Jarvis is not here to criticise, and there is barely a negative word about Google in the book, but to explain what it does and help others follow suit. The principles he unearths from close observation of Google’s practices range from the obvious, like the importance of enabling customers to collaborate with you, to the apparently mystical mantra “focus on the user and all else will follow”, but by the end we are left in no doubt about how Google differs from monolithic industries of the past.

In the second part of the book Jarvis offers ideas and suggestions for how various industry sectors can become more “Googley”, and although many of the proposals are more imaginative and speculative than realisable, by the end you get a real sense of the transformative power of applying the principles he has outlined. The core assumptions of transparency, connectedness and openness really do make a difference, and business models in the media, the car industry, venture capital and even the benighted banking sector would be transformed if they were taken seriously.
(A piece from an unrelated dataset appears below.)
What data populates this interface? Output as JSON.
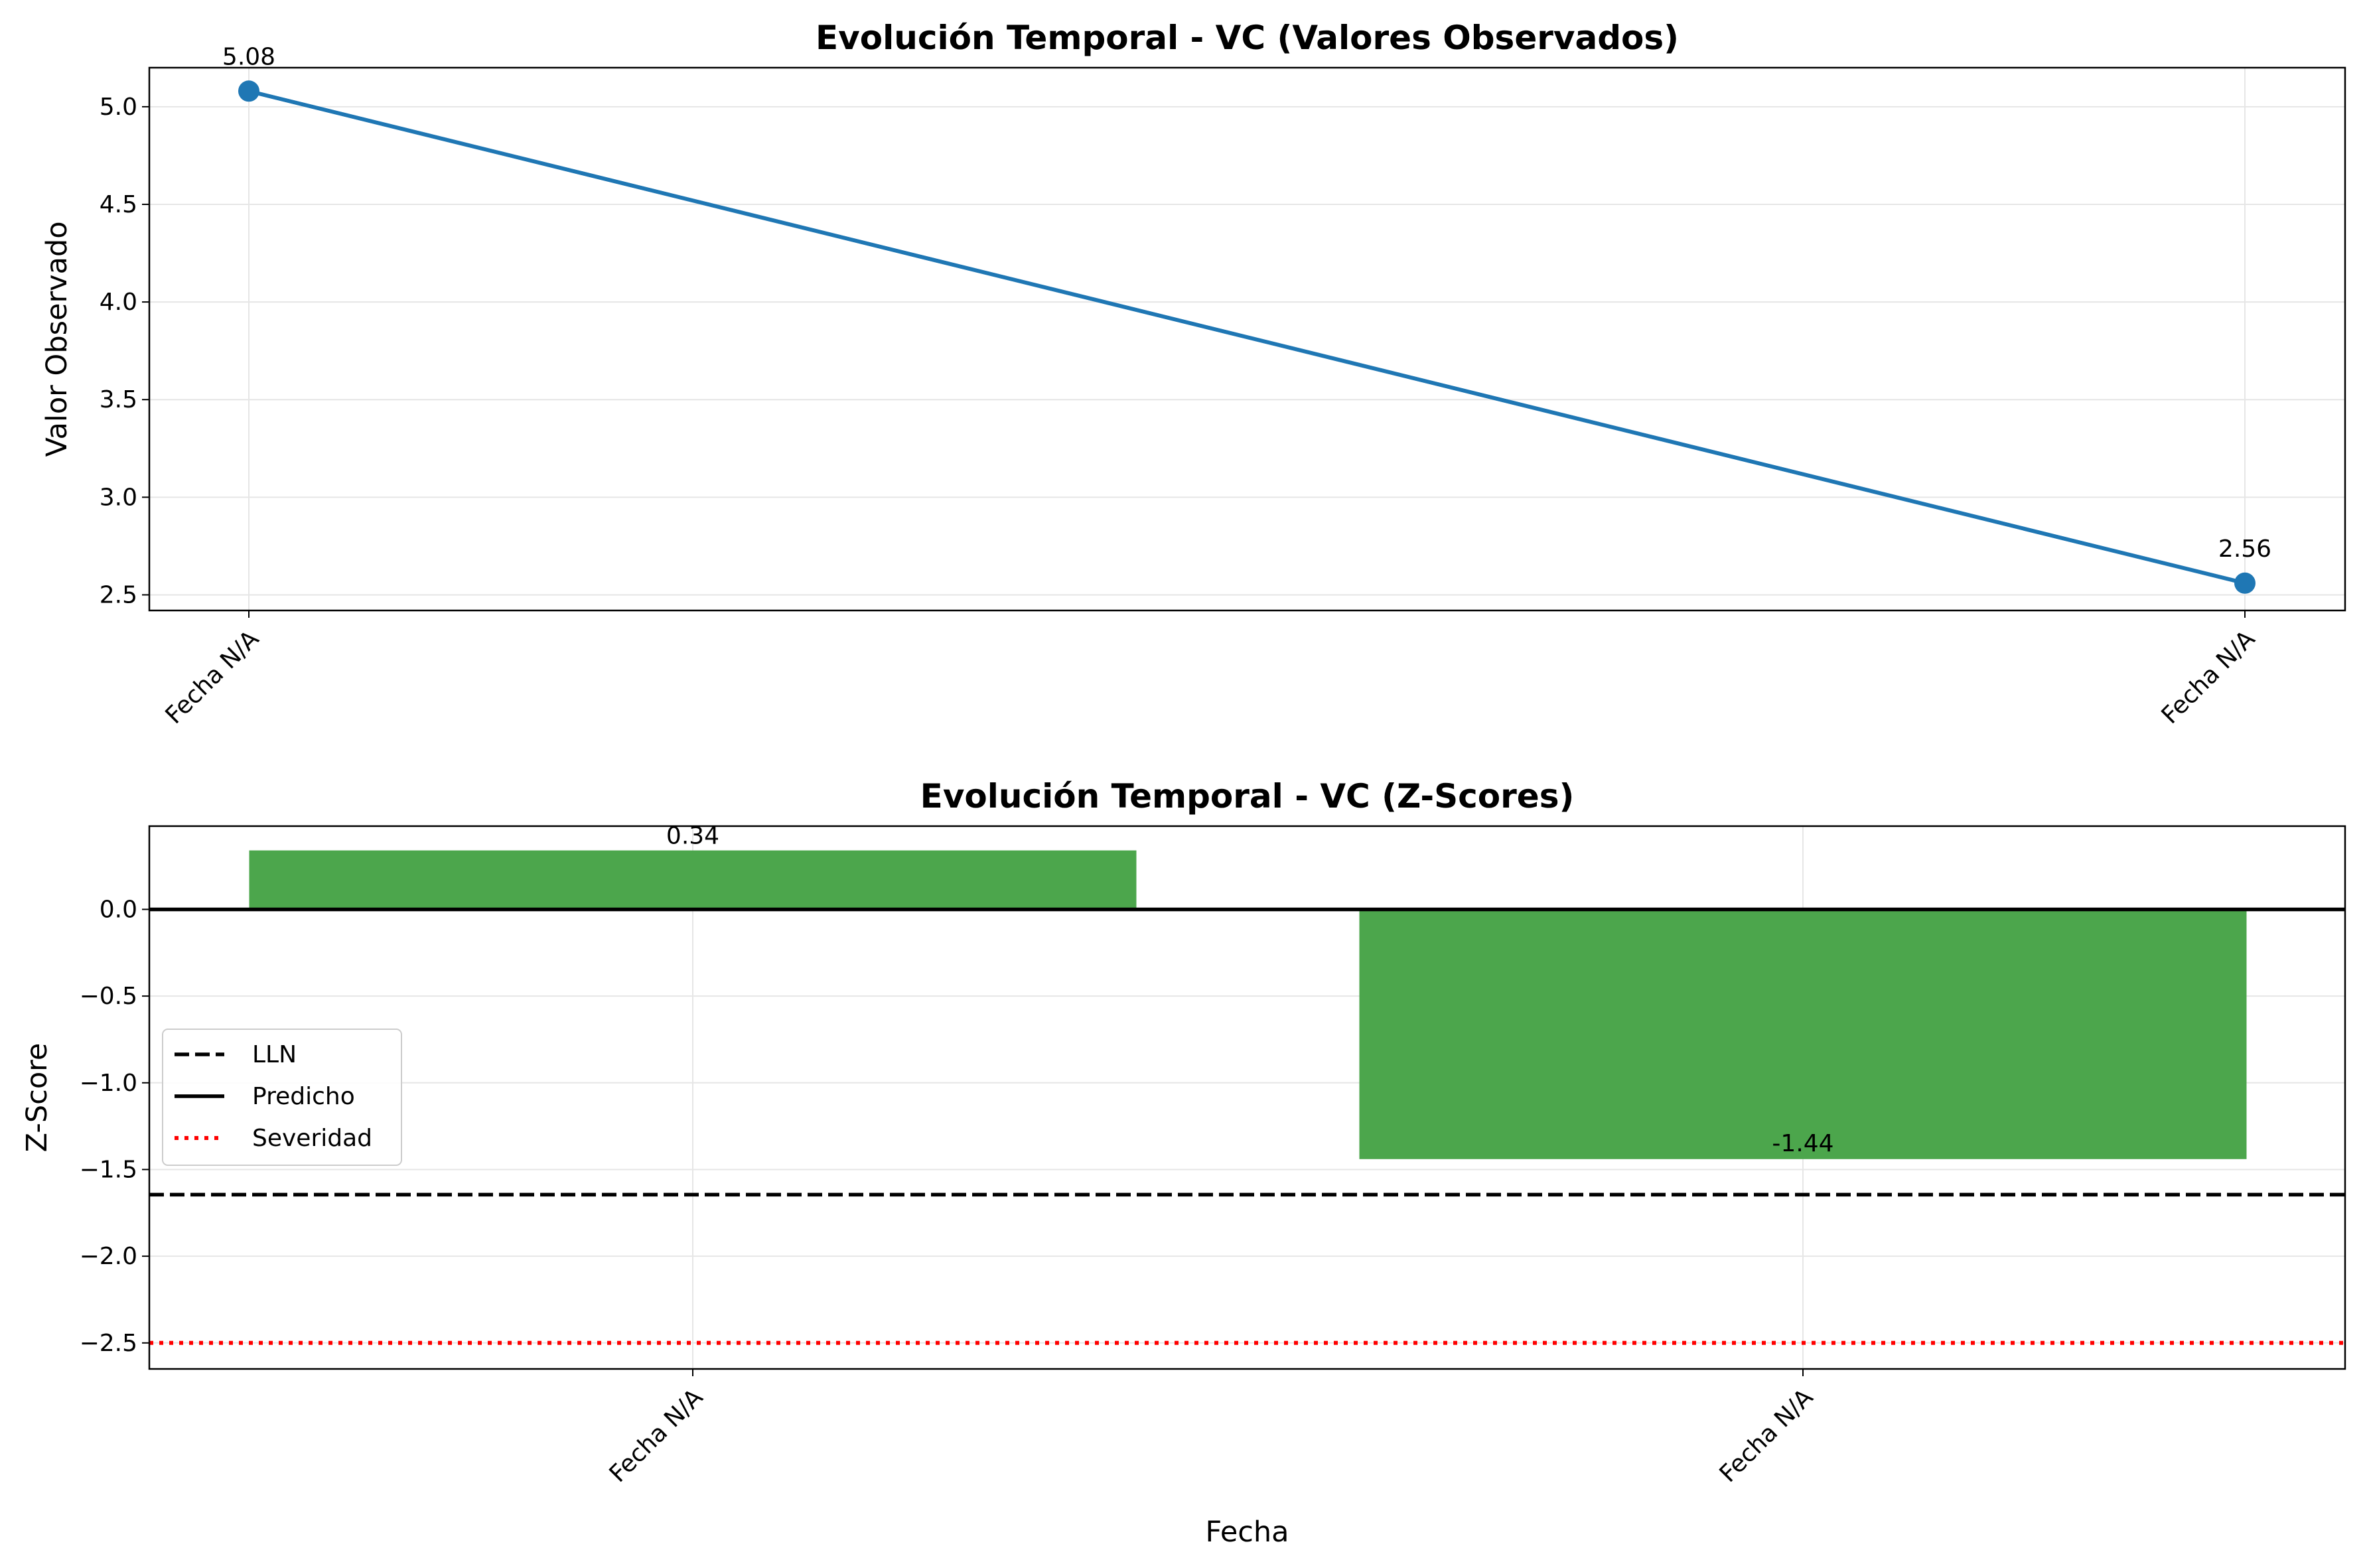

Sitting at the core is the desire to do more with data, to take the details of our daily lives, aggregate them with the information that companies inevitably gather and then – and this is the Googley bit – give us access so we can make our own choices. Whether that means a credit card that lets you compare your spending patterns to other people in the same demographic groups, or a restaurant that open sources its menu and lets customers rate the wines as well as the service, Jarvis’s goal is to help us all to think differently.

It doesn’t always work, and the attempt to contrast Al Gore’s approach to solving the problems of global warming through regulation and control with that of Google’s founders Larry Page and Sergey Brin, who want to invest in finding ways to reduce the cost of renewable energy, ends up as an unconvincing paean to the free-market worldview that now seems rather dated in the midst of a banking-induced recession. But the overall tone is of infectious optimism in the power of innovation that is remarkably convincing.
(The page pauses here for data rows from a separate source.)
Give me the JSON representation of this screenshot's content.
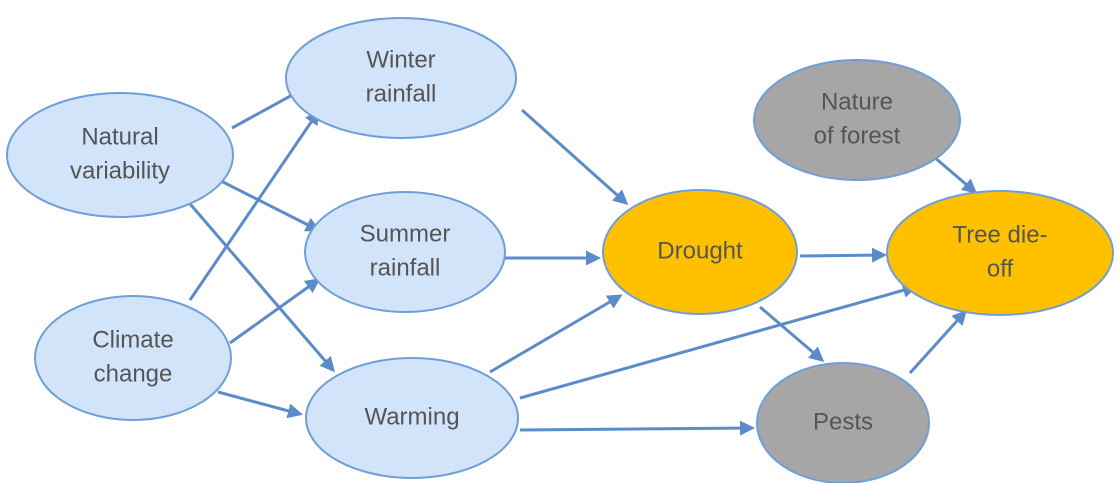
{
  "nodes": [
    {
      "id": "natural",
      "lines": [
        "Natural",
        "variability"
      ]
    },
    {
      "id": "climate",
      "lines": [
        "Climate",
        "change"
      ]
    },
    {
      "id": "winter",
      "lines": [
        "Winter",
        "rainfall"
      ]
    },
    {
      "id": "summer",
      "lines": [
        "Summer",
        "rainfall"
      ]
    },
    {
      "id": "warming",
      "lines": [
        "Warming"
      ]
    },
    {
      "id": "drought",
      "lines": [
        "Drought"
      ]
    },
    {
      "id": "nature",
      "lines": [
        "Nature",
        "of forest"
      ]
    },
    {
      "id": "tree",
      "lines": [
        "Tree die-",
        "off"
      ]
    },
    {
      "id": "pests",
      "lines": [
        "Pests"
      ]
    }
  ]
}
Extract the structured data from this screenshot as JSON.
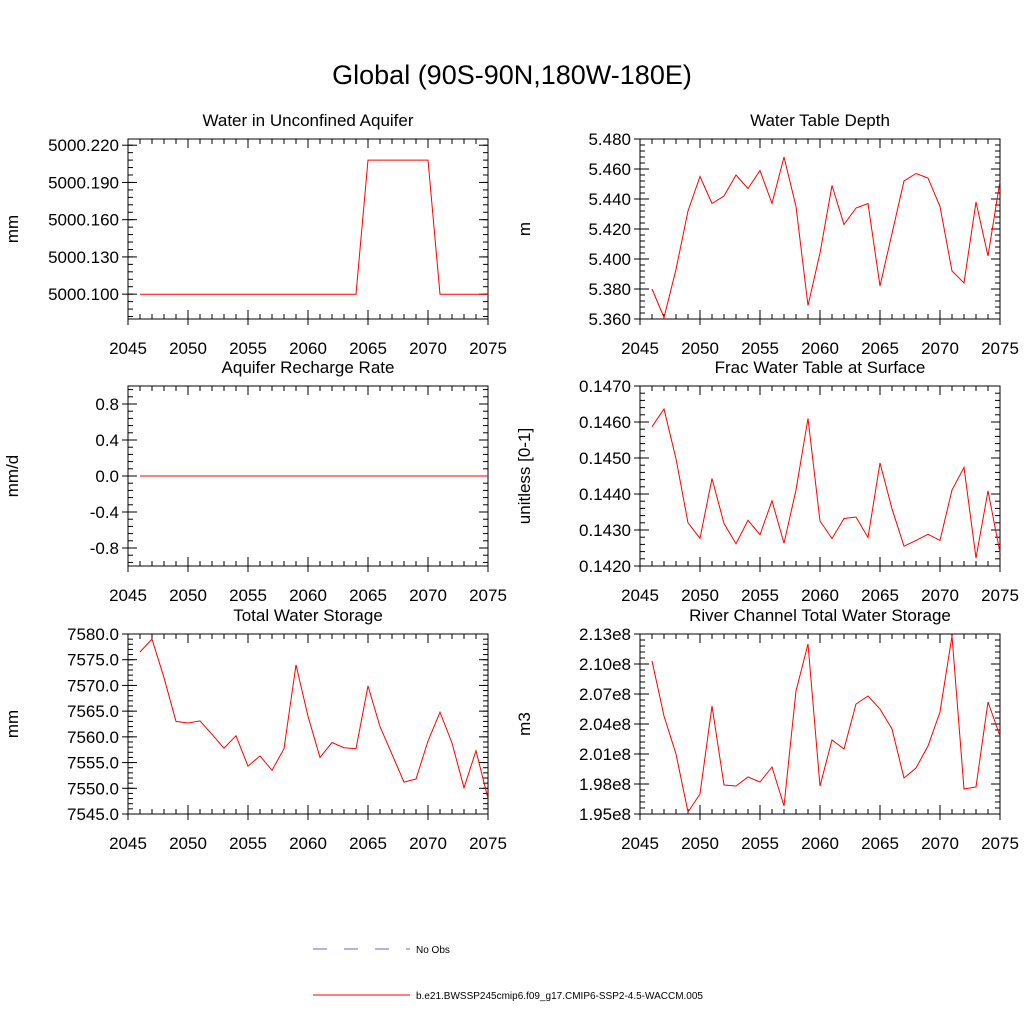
{
  "title": "Global (90S-90N,180W-180E)",
  "legend": {
    "entries": [
      {
        "label": "No Obs",
        "color": "#6b6bb5",
        "style": "dashed"
      },
      {
        "label": "b.e21.BWSSP245cmip6.f09_g17.CMIP6-SSP2-4.5-WACCM.005",
        "color": "#ff0000",
        "style": "solid"
      }
    ]
  },
  "series_color": "#ff0000",
  "chart_data": [
    {
      "type": "line",
      "title": "Water in Unconfined Aquifer",
      "ylabel": "mm",
      "xlim": [
        2045,
        2075
      ],
      "ylim": [
        5000.08,
        5000.225
      ],
      "xticks": [
        "2045",
        "2050",
        "2055",
        "2060",
        "2065",
        "2070",
        "2075"
      ],
      "yticks": [
        "5000.100",
        "5000.130",
        "5000.160",
        "5000.190",
        "5000.220"
      ],
      "x": [
        2046,
        2047,
        2048,
        2049,
        2050,
        2051,
        2052,
        2053,
        2054,
        2055,
        2056,
        2057,
        2058,
        2059,
        2060,
        2061,
        2062,
        2063,
        2064,
        2065,
        2066,
        2067,
        2068,
        2069,
        2070,
        2071,
        2072,
        2073,
        2074,
        2075
      ],
      "values": [
        5000.1,
        5000.1,
        5000.1,
        5000.1,
        5000.1,
        5000.1,
        5000.1,
        5000.1,
        5000.1,
        5000.1,
        5000.1,
        5000.1,
        5000.1,
        5000.1,
        5000.1,
        5000.1,
        5000.1,
        5000.1,
        5000.1,
        5000.208,
        5000.208,
        5000.208,
        5000.208,
        5000.208,
        5000.208,
        5000.1,
        5000.1,
        5000.1,
        5000.1,
        5000.1
      ]
    },
    {
      "type": "line",
      "title": "Water Table Depth",
      "ylabel": "m",
      "xlim": [
        2045,
        2075
      ],
      "ylim": [
        5.36,
        5.48
      ],
      "xticks": [
        "2045",
        "2050",
        "2055",
        "2060",
        "2065",
        "2070",
        "2075"
      ],
      "yticks": [
        "5.360",
        "5.380",
        "5.400",
        "5.420",
        "5.440",
        "5.460",
        "5.480"
      ],
      "x": [
        2046,
        2047,
        2048,
        2049,
        2050,
        2051,
        2052,
        2053,
        2054,
        2055,
        2056,
        2057,
        2058,
        2059,
        2060,
        2061,
        2062,
        2063,
        2064,
        2065,
        2066,
        2067,
        2068,
        2069,
        2070,
        2071,
        2072,
        2073,
        2074,
        2075
      ],
      "values": [
        5.38,
        5.361,
        5.393,
        5.432,
        5.455,
        5.437,
        5.442,
        5.456,
        5.447,
        5.459,
        5.437,
        5.468,
        5.435,
        5.369,
        5.404,
        5.449,
        5.423,
        5.434,
        5.437,
        5.382,
        5.417,
        5.452,
        5.457,
        5.454,
        5.435,
        5.392,
        5.384,
        5.438,
        5.402,
        5.452
      ]
    },
    {
      "type": "line",
      "title": "Aquifer Recharge Rate",
      "ylabel": "mm/d",
      "xlim": [
        2045,
        2075
      ],
      "ylim": [
        -1.0,
        1.0
      ],
      "xticks": [
        "2045",
        "2050",
        "2055",
        "2060",
        "2065",
        "2070",
        "2075"
      ],
      "yticks": [
        "-0.8",
        "-0.4",
        "0.0",
        "0.4",
        "0.8"
      ],
      "x": [
        2046,
        2047,
        2048,
        2049,
        2050,
        2051,
        2052,
        2053,
        2054,
        2055,
        2056,
        2057,
        2058,
        2059,
        2060,
        2061,
        2062,
        2063,
        2064,
        2065,
        2066,
        2067,
        2068,
        2069,
        2070,
        2071,
        2072,
        2073,
        2074,
        2075
      ],
      "values": [
        0,
        0,
        0,
        0,
        0,
        0,
        0,
        0,
        0,
        0,
        0,
        0,
        0,
        0,
        0,
        0,
        0,
        0,
        0,
        0,
        0,
        0,
        0,
        0,
        0,
        0,
        0,
        0,
        0,
        0
      ]
    },
    {
      "type": "line",
      "title": "Frac Water Table at Surface",
      "ylabel": "unitless [0-1]",
      "xlim": [
        2045,
        2075
      ],
      "ylim": [
        0.142,
        0.147
      ],
      "xticks": [
        "2045",
        "2050",
        "2055",
        "2060",
        "2065",
        "2070",
        "2075"
      ],
      "yticks": [
        "0.1420",
        "0.1430",
        "0.1440",
        "0.1450",
        "0.1460",
        "0.1470"
      ],
      "x": [
        2046,
        2047,
        2048,
        2049,
        2050,
        2051,
        2052,
        2053,
        2054,
        2055,
        2056,
        2057,
        2058,
        2059,
        2060,
        2061,
        2062,
        2063,
        2064,
        2065,
        2066,
        2067,
        2068,
        2069,
        2070,
        2071,
        2072,
        2073,
        2074,
        2075
      ],
      "values": [
        0.14587,
        0.14636,
        0.14498,
        0.1432,
        0.14277,
        0.14443,
        0.14318,
        0.14262,
        0.14327,
        0.14287,
        0.14381,
        0.14263,
        0.14411,
        0.1461,
        0.14325,
        0.14276,
        0.14332,
        0.14336,
        0.14279,
        0.14486,
        0.14359,
        0.14255,
        0.14271,
        0.14288,
        0.14271,
        0.14411,
        0.14474,
        0.14222,
        0.14409,
        0.14237
      ]
    },
    {
      "type": "line",
      "title": "Total Water Storage",
      "ylabel": "mm",
      "xlim": [
        2045,
        2075
      ],
      "ylim": [
        7545.0,
        7580.0
      ],
      "xticks": [
        "2045",
        "2050",
        "2055",
        "2060",
        "2065",
        "2070",
        "2075"
      ],
      "yticks": [
        "7545.0",
        "7550.0",
        "7555.0",
        "7560.0",
        "7565.0",
        "7570.0",
        "7575.0",
        "7580.0"
      ],
      "x": [
        2046,
        2047,
        2048,
        2049,
        2050,
        2051,
        2052,
        2053,
        2054,
        2055,
        2056,
        2057,
        2058,
        2059,
        2060,
        2061,
        2062,
        2063,
        2064,
        2065,
        2066,
        2067,
        2068,
        2069,
        2070,
        2071,
        2072,
        2073,
        2074,
        2075
      ],
      "values": [
        7576.5,
        7579.0,
        7571.5,
        7563.0,
        7562.7,
        7563.1,
        7560.5,
        7557.8,
        7560.2,
        7554.3,
        7556.3,
        7553.5,
        7557.7,
        7574.0,
        7564.0,
        7556.0,
        7558.9,
        7557.9,
        7557.7,
        7569.9,
        7562.0,
        7556.6,
        7551.2,
        7551.8,
        7559.2,
        7564.8,
        7558.8,
        7550.1,
        7557.3,
        7548.0
      ]
    },
    {
      "type": "line",
      "title": "River Channel Total Water Storage",
      "ylabel": "m3",
      "xlim": [
        2045,
        2075
      ],
      "ylim": [
        195000000.0,
        213000000.0
      ],
      "xticks": [
        "2045",
        "2050",
        "2055",
        "2060",
        "2065",
        "2070",
        "2075"
      ],
      "yticks": [
        "1.95e8",
        "1.98e8",
        "2.01e8",
        "2.04e8",
        "2.07e8",
        "2.10e8",
        "2.13e8"
      ],
      "x": [
        2046,
        2047,
        2048,
        2049,
        2050,
        2051,
        2052,
        2053,
        2054,
        2055,
        2056,
        2057,
        2058,
        2059,
        2060,
        2061,
        2062,
        2063,
        2064,
        2065,
        2066,
        2067,
        2068,
        2069,
        2070,
        2071,
        2072,
        2073,
        2074,
        2075
      ],
      "values": [
        210300000.0,
        204800000.0,
        201000000.0,
        195200000.0,
        197000000.0,
        205800000.0,
        197900000.0,
        197800000.0,
        198700000.0,
        198200000.0,
        199700000.0,
        195800000.0,
        207300000.0,
        212000000.0,
        197800000.0,
        202400000.0,
        201500000.0,
        206000000.0,
        206800000.0,
        205500000.0,
        203500000.0,
        198600000.0,
        199600000.0,
        201800000.0,
        205200000.0,
        212800000.0,
        197500000.0,
        197700000.0,
        206200000.0,
        202800000.0
      ]
    }
  ]
}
Occasionally his enthusiasm carries him away, as when he calls for Google to develop “open standards” for connected devices, when that should be a job for more than one company, but these slips are rare enough to be forgivable.
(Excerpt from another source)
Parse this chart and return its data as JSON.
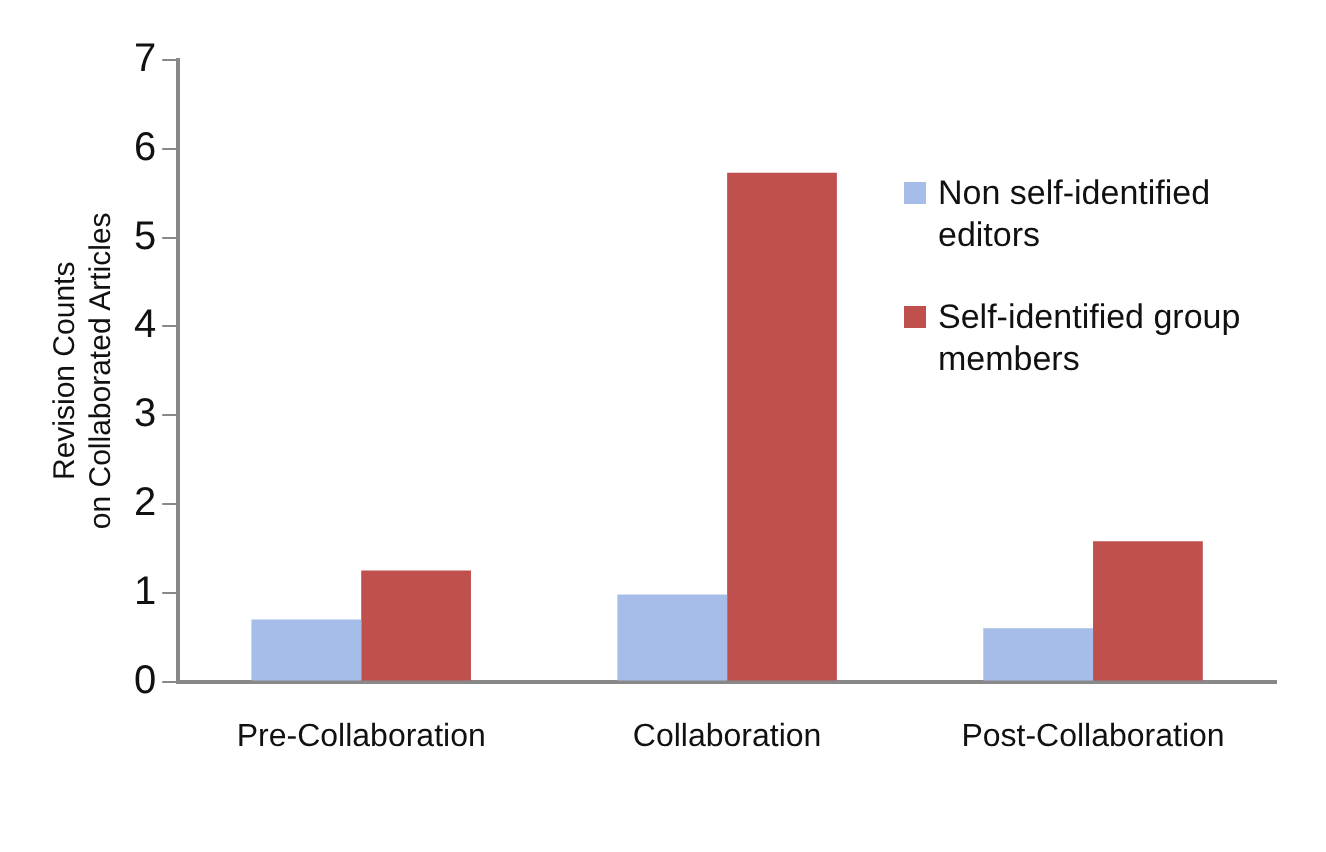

Jarvis is a distinguished journalist, the former editor of Entertainment Weekly and now a prolific and influential blogger, teacher and advisor to people like the Guardian Media Group. His blog, BuzzMachine, enriches the online lives of large numbers of people, and his enthusiasm for and excitement about the digital revolution shines through in his writing and even more forcefully in person.

The book is at its strongest when it builds on Jarvis’s journalistic skills and instincts, showing just how Google operates and how its willingness to disregard established practice threatens many other online businesses. However, anyone buying it as a handbook is likely to be disappointed by the less convincing and less thoughtful material that offers advice to would-be entrepreneurs or people trying to remake their own companies in Google’s image, and some of these sections feel like afterthoughts dropped in to justify What Would Google Do?’s position as a business book.

Google may be the linchpin of the book and will certainly be the reason why many people buy it, but deep down this is not really a book about Google as much as an extended meditation on the benefits of innovation, openness and the imaginative use of new technologies of networking and information processing. Jarvis uses Google’s undoubted success and continued development as a fulcrum for his rhetorical lever, attempting to move corporations, governments, educational institutions and the medical establishment away from their settled practices and into a space where innovation can flourish and where creative destruction leads to progress.

The final section concentrates on “Generation G” and the new society that he sees emerging in “the Google age”, but the connection between our transformed world and Google seems far more contingent than he would allow, and ignores the broader discourse of technological innovation and Google’s own position as a product of the open internet and powerful computers. While What Would Google Do? is both entertaining and stimulating, it is important to remember that there are more things in heaven and earth – and on the internet – than are dreamt of in Google’s philosophy.